Just as expected, Samsung unveiled the Exynos 9 chips well ahead of the Galaxy S8’s arrival. Specifically, we’re looking at the Exynos 9 Series 8895 processor.

The Exynos 8895 is Samsung’s first chip built on 10-nanometer FinFET process technology. The 8895 is an octa-core chip featuring four Samsung second-gen custom cores meant to improve performance and power efficiency and four Corex-A53 cores.
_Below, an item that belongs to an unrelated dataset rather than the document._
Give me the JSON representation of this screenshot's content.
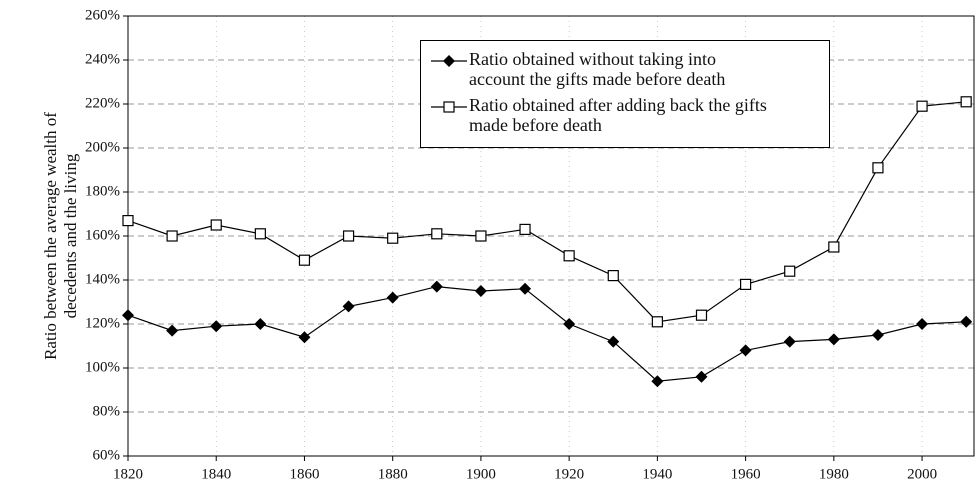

The new chip consumes 40% less power than 14nm equivalents, featuring up to 27% higher performance.

The Exynos 8895 is the first Samsung chip to embed a gigabit LTE modem that supports download speeds of up to 1Gbps (Cat 16.) with 5CA (carrier aggregation) and upload speeds of up to 150Mbps (Cat. 13), with 2CA.

The chip supports video recording and playback at a maximum resolution of 4K at 120fps, and is supposed to deliver “video processing technology that enables a higher quality experience by enhancing the image quality.” Samsung insists on the Exynos 8895’s “realistic and immersive VR video experience at 4K resolution,” seemingly indicating what the Galaxy S8 might be good at.

The company notes that the chip will support multi-format codec and next-level 3D graphics performance thanks to the integration of the brand new Mali-G71 GPU.

The chip has a separate CPU that handles security solutions for mobile payments that use iris or fingerprint authentication, and an embedded Vision Processing Unit (VPU) that can deliver “improved video tracking, panoramic image processing, and machine vision technology.”

The Exynos 8895 won’t be the only chip powering the Galaxy S8. The Samsung-manufactured Qualcomm Snapdragon 835 is also a 10nm chip capable of similar feats, a chip that should power various other Android smartphones later this year.

Even if Apple never announces its A-series chips ahead of new iPhone launches, it’s also likely that Apple’s upcoming A11 chip, which TSMC is building on the same 10nm process, will offer similar performance gains.